Question

The temperature inside a pressure cooker is 117°C. Calculate the vapor pressure of water inside the pressure cooker. The enthalpy of vaporization of water is 40.7 kJ/mol.

What would be the temperature inside the pressure cooker if the vapor pressure of water was 2.50 atm?

The enthalpy of vaporization of water is 40.7 kJ/mol.

Answer 1

Answer – We are given, Vapor pressure of water, P₁ = ? atm, T₁ = 117^oC + 273.15 = 390 K, P 2 = 1.0 atm

T₂ = 100 + 273 = 373 K , ΔH_vap = 40.7 kJ/mol = 4.07*10⁴ J/mole

We need to use the Clausius Clapeyron equation –

ln P₁/ P₂ = ΔH_vap / R *( 1/T₂ -1/T₁)

ln P1/ 1 atm = 4.07*10⁴ J.mol^-1 / 8.3145 J.mol^-1. K^-1 * ( 1/373 K – 1/390 K)

ln P1 / 1.00 atm = 0.572

Taking antiln from both side

P1 / 1.00 atm = e ^0.572

P1 / 1.00 atm = 1.77

P1 = 1.77 *1.00 atm

     = 1.77 atm

The vapor pressure of water inside the pressure cooker is 1.77 atm

B) vapor pressure P₁ = 1.00 atm, T₁ = 373 K

T₂ = ? K , ΔH_vap = 4.07*10⁴ J/mole, P₂ = 2.50atm

We need to use the Clausius Clapeyron equation –

ln P₁/ P₂ = ΔH_vap / R *( 1/T₂ -1/T₁)

ln 1.00 atm /2.50 atm = 4.07*10⁴ J.mol^-1 / 8.3145 J.mol^-1. K^-1 *( 1/T₂ – 1/373 K)

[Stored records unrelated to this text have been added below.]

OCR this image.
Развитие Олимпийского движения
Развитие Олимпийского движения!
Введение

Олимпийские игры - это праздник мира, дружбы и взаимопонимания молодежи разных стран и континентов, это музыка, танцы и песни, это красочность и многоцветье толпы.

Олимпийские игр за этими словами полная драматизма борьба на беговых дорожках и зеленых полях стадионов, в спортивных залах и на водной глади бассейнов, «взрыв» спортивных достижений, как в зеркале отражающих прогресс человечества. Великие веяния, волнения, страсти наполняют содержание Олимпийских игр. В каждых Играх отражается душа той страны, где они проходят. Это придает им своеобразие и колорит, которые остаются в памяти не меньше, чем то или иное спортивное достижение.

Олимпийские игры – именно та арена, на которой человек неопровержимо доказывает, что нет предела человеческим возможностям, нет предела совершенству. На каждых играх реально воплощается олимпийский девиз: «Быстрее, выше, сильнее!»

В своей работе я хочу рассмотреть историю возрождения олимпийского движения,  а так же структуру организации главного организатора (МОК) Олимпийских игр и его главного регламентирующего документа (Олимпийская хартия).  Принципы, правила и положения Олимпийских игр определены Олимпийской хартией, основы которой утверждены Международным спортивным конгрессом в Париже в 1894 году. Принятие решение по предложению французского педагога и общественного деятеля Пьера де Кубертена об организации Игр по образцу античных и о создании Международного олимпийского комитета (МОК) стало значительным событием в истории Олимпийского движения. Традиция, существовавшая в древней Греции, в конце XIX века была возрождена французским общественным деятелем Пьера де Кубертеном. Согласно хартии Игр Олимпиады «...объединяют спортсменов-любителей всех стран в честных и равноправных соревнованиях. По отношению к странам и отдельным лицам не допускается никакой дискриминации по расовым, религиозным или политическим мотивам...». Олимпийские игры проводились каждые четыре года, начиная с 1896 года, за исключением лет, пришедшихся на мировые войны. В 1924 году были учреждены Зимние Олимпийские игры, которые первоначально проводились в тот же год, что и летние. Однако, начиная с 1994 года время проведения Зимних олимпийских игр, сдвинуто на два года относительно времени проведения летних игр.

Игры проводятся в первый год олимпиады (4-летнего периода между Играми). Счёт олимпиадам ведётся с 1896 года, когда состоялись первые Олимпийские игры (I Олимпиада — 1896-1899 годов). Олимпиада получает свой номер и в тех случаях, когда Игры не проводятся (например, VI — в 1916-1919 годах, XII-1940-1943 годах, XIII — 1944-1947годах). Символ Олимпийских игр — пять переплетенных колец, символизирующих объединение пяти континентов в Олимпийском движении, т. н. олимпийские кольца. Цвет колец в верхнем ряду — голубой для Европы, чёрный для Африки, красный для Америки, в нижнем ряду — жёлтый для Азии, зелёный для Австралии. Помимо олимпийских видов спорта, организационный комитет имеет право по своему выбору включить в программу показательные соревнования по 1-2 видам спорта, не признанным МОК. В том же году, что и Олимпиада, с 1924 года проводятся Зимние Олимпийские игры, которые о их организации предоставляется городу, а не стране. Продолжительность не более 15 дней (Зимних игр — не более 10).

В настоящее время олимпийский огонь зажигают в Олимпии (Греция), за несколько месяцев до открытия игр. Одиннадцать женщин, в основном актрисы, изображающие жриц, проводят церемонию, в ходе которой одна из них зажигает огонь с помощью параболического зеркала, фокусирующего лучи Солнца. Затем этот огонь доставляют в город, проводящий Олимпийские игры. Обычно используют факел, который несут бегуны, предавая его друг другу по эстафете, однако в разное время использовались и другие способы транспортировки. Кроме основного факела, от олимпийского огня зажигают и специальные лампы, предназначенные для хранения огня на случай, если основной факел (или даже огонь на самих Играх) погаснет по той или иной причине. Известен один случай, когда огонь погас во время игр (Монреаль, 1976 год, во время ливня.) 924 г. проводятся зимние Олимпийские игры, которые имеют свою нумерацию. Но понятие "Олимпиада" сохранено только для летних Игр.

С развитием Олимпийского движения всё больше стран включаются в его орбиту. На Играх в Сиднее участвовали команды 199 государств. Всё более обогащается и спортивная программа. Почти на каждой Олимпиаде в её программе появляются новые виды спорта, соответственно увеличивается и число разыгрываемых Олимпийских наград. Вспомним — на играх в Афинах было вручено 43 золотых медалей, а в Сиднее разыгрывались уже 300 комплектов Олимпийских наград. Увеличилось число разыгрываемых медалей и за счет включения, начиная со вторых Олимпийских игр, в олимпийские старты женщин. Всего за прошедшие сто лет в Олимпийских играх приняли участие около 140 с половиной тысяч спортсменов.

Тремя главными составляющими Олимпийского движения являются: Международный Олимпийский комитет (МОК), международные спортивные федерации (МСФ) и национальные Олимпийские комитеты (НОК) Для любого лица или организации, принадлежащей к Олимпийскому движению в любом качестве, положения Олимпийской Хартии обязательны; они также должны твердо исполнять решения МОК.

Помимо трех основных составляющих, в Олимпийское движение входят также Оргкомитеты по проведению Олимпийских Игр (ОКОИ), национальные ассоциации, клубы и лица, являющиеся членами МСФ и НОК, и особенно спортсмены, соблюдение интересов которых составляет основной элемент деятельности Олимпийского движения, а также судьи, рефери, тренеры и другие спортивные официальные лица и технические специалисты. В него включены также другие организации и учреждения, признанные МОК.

-0.916   = 4895.6 * 1/T₂ – 13.12

-0.916 +13.12 = 4895.6 * 1/T₂

12.20 = 4895.6 * 1/T₂

1/T₂ = 11.5 / 4936

        = 0.002469

   T₂ = 401 KT

The temperature inside the pressure cooker if the vapor pressure of water was 2.50 atm is 401 K.